Uno digno de mención lo encontramos en Lanzarote. En el pequeño municipio de Tías está la casa donde vivió José Saramago, hoy convertida en museo. Se puede visitar sin problemas: allí nunca hay colas. Entre la vasta biblioteca personal del autor, destaca un libro con una dedicatoria tan escueta como certera: «Para José Saramago, de otro que también escribe». Y debajo, el sobrenombre autografiado de ese «otro», escrito con la misma letra negra a rotulador, hilada y personalísima: «Gabo».
Dos ferias, dos Españas
Lo que me desagrada de la Feria, en fin, es la otra Feria. Luis García Berlanga la retrató, aunque de pasada, en El verdugo, cuando el protagonista, Amadeo, acude a una de las casetas con el propósito de que el autor, pomposo y tan afín al régimen como para cantar su oda a la pena de muerte, le escriba una carta de recomendación para su yerno.
Poco antes, en la misma caseta, dos jóvenes con aspecto de lectores exigentes, los gafapastas de hoy, preguntan por obras de Bergman y Antonioni. El escritor niega dos cosas: disponer de ejemplares y, por su rostro atónito, tener la más remota idea de a quiénes se refieren. En esa escena, en apariencia inocente, Berlanga, y Azcona, no están retratando sólo las dos Ferias: retratan las dos Españas intelectuales.
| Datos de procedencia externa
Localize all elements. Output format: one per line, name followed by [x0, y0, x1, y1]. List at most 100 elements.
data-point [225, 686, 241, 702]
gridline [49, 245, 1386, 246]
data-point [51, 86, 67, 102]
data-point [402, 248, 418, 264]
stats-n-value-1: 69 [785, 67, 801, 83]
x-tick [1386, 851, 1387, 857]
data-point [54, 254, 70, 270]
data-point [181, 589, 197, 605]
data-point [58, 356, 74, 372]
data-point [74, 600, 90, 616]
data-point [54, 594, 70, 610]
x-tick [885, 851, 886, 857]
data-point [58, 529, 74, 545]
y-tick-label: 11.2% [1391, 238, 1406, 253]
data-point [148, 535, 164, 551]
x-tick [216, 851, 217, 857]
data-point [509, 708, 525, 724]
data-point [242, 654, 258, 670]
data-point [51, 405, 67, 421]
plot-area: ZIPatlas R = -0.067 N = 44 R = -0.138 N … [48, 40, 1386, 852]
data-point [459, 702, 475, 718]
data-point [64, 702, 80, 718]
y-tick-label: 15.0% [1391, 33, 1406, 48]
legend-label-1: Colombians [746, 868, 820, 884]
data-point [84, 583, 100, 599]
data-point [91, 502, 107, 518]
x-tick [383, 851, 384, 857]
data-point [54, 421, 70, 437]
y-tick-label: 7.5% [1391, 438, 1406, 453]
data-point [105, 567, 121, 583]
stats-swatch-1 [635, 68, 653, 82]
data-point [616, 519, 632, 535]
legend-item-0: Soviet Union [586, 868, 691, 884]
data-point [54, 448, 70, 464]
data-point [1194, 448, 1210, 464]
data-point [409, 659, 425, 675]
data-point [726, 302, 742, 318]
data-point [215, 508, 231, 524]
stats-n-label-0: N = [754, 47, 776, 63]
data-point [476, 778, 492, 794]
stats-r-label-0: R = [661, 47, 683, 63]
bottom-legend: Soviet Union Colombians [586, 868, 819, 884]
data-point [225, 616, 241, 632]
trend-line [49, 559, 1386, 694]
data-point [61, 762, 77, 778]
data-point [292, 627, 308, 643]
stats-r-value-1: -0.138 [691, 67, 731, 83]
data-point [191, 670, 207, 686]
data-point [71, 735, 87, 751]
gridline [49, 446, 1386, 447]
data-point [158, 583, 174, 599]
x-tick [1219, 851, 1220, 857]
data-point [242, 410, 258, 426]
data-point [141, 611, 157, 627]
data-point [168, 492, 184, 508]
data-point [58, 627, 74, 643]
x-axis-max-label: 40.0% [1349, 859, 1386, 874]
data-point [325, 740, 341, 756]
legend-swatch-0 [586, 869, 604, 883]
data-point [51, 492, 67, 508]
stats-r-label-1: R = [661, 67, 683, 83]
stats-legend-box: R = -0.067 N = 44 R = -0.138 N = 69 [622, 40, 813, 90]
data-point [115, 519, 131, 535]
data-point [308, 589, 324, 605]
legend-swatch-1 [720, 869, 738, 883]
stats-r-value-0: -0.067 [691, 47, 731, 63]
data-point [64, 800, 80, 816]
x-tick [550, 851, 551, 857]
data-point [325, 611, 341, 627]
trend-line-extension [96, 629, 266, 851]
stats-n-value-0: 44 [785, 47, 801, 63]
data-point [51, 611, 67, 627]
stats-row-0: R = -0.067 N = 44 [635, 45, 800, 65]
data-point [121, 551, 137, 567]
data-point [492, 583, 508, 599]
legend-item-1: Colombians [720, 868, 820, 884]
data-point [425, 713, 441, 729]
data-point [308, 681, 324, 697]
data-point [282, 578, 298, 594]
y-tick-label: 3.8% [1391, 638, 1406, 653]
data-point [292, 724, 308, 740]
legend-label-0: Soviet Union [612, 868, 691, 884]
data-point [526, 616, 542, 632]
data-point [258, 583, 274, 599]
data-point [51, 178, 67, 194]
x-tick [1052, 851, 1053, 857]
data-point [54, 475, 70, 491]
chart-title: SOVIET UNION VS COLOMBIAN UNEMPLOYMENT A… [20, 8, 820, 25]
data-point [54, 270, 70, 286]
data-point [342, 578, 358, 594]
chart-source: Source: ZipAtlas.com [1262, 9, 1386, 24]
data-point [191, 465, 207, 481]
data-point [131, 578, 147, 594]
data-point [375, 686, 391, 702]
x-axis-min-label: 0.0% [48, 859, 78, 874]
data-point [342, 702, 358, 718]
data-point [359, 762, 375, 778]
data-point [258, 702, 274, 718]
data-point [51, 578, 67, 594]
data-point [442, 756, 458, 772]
https://www.youtube.com/watch?time_continue=12&v=s4L7nC0vtxI
El verdugo es del año 1963. Hoy las Españas son numerosas y agrestes, cada una en lo suyo, pero en la Feria sigo encontrando a escritores parecidos en su pretensión al de la película. Anteponen su propia imagen al fuste literario, sacrifican la profundidad en beneficio de la simpleza. Autores así llegan a ser tan intercambiables como se muestra en la película, donde dos señoras mayores, vestidas de domingo, acuden a la caseta buscando la firma de Pemán y, ante la negativa del feriante, que les informa de que el autor de ese día es otro, ellas parecen conformes:
«-Da lo mismo, ¿verdad?
-Sí.
-Es para nuestra sobrinita.»
Lo importante es llevarse un ejemplar firmado, aunque no tengan referencias de la obra ni del autor. La sobrinita, intuimos, jamás lo leerá. Para cerrar la escena, Berlanga y Azcona le adjudican otro de sus remaches de genio: al final las dos mujeres se llevan el libro firmado, pero sin pagar.
En la Feria del Libro de hoy, autores así siguen firmando tochos en cuya cubierta luce una faja que reza: «Del autor de…», y luego el nombre de otro libro que también intuimos innecesario. Supongo que se pasarán la vida, esa moda, decía, escribiendo para sus compradores, cuidando siempre de no decepcionarlos, recopilando éxitos, antologando los frutos más vistosos de su bibliografía inane y perecedera, mientras filas de generaciones futuras seguirán yendo en busca del autógrafo sacro de sus grises sucesores. Que nunca leerán a Borges, a Scott-Fitzgerald, a Malraux. Que serán felices, como lo seré yo, pero de una manera muy distinta. Como lo son los niños. Como lo son los ciegos.